Their proper name is “sculptured glass module”. They were made in the 1960s by Pittsburgh Corning (still a huge name in the glass block business today). They come in four designs: Leaf, Harlequin, Pyramid, and Wedge. Earlier versions came with the one-sided baked-on color coating, introduced in 1958; eventually that was discontinued in favor of clear one. A fibrous insert, a thin panel built into the center of the block, could render the clear colorless versions translucent. Neither kind has been manufactured for many years.
Three companies sold them in Chicago: Imperial, the Fred Beyer Company (defunct some 15 years now, though a company selling glass block and windows remains in its original building), and the Hardy Corporation. Hardy’s building is worth a post of its own, but unfortunately I managed to leave home today without a card in my camera. Whoops.
Their popularity in the 1960s stemmed at least in part from their size: at 12″ x 12″, they require substantially less labor and only 1/4th the number of blocks to fill the same square footage as more common 6″ x 6″ blocks.
Pittsburgh Corning made other designs in the 1960s that were also popular in Chicago. Among them is the Chiaro line, which came in two different patterns.
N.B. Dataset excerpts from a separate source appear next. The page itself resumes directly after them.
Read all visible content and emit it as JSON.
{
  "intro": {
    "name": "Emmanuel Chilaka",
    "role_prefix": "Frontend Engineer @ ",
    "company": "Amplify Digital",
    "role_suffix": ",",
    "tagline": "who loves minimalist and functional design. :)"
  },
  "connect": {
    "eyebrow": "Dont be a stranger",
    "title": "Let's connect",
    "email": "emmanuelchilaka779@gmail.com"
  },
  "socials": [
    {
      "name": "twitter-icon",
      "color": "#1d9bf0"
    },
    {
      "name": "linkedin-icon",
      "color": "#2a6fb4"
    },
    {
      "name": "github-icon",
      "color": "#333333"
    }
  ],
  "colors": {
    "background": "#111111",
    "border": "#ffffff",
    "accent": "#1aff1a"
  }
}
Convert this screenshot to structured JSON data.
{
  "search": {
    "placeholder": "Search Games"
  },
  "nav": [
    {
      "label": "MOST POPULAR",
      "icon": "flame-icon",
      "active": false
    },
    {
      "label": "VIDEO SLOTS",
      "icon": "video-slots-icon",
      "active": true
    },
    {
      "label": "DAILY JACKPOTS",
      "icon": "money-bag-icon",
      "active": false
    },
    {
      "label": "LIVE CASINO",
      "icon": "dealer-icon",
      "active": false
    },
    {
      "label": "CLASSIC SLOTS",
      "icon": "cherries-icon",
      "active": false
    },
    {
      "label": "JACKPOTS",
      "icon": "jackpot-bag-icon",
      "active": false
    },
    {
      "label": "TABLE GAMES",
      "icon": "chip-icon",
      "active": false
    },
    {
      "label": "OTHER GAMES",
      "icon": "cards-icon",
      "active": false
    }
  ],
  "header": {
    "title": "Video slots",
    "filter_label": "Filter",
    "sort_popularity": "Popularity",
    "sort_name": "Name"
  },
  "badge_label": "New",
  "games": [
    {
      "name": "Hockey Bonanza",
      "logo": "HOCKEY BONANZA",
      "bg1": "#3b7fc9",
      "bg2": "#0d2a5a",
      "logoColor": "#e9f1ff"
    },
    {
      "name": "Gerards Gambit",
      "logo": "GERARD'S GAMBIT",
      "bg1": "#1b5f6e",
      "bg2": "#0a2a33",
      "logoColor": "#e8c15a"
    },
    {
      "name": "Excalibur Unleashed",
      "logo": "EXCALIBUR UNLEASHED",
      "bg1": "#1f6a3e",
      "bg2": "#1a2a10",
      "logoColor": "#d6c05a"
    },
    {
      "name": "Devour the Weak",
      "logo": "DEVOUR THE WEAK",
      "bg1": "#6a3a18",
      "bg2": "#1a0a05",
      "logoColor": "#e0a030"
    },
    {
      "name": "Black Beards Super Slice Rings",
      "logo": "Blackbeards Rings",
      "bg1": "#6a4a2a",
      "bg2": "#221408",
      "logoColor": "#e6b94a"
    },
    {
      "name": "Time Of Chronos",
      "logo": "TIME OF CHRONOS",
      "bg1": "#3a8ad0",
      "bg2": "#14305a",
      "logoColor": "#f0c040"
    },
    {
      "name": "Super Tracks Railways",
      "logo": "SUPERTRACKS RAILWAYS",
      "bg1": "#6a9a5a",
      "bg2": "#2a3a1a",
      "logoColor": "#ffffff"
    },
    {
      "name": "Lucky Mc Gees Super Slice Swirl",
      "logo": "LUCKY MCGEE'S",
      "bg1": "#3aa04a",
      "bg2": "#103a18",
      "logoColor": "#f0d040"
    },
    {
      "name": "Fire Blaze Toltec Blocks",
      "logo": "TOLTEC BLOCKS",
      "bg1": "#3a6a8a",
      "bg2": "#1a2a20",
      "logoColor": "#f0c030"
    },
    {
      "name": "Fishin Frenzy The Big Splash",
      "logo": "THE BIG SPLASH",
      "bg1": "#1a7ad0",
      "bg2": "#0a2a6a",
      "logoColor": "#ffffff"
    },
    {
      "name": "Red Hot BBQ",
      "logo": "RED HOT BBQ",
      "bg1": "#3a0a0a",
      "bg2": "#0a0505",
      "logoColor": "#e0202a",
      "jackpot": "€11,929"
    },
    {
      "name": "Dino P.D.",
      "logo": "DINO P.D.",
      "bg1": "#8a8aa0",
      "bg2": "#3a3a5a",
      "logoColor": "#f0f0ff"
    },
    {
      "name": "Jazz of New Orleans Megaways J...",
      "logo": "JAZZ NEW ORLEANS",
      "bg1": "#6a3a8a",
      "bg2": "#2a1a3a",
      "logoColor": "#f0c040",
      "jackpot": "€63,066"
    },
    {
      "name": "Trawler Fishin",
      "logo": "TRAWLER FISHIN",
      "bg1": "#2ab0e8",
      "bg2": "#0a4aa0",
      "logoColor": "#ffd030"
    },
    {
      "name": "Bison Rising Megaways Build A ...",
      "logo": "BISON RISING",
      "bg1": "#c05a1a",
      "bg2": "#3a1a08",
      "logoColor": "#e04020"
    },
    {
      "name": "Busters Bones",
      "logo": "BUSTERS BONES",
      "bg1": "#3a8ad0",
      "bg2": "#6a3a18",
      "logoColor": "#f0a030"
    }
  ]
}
The wall below is on Belmont, and features Chiaro II blocks.
The blocks featured an hermetically sealed partial vacuum to increase their insulating value and decrease sound transmission. At 8″ x 8″, they are smaller than the sculptured blocks; they are partially covered with an opaque black fired finish.
Another popular option was the Intaglio Glass Wall Unit, with a recessed pattern surrounded by an opaque gray area.
The center design is made of “antiqued” glass, while the blank area is finished with “frit”, fused into the glass. The two types above are Intaglio II (hourglass) and Intaglio III (circle). They also came in ovals, groups of four small circles, and blank “filler” panels with only the frit finish.
A competing design style was manufactured by Owens-Illinois about the same time, the Crescent Design block, sold in Royal Gray, and affectionately referred to by Hardy staff as the “toilet seat” design.
Owens-Illinois seems to have gotten out of the glass block business today, focusing instead on glass packaging.
Why these designs were so popular exclusively in Chicago, while none are to be seen in Milwaukee or St. Louis, remains a mystery.
It ties in to larger questions about Chicago’s 1950s and 1960s development: with so many architects and builders working on it, why was it all so homogeneous? And more specifically, was there specific purpose in the glass block patterns seen on the fronts of so many single family homes? I have a suspicion that various pattern types may have served as a particular builder or designer’s signature, but no evidence — yet — to back that up.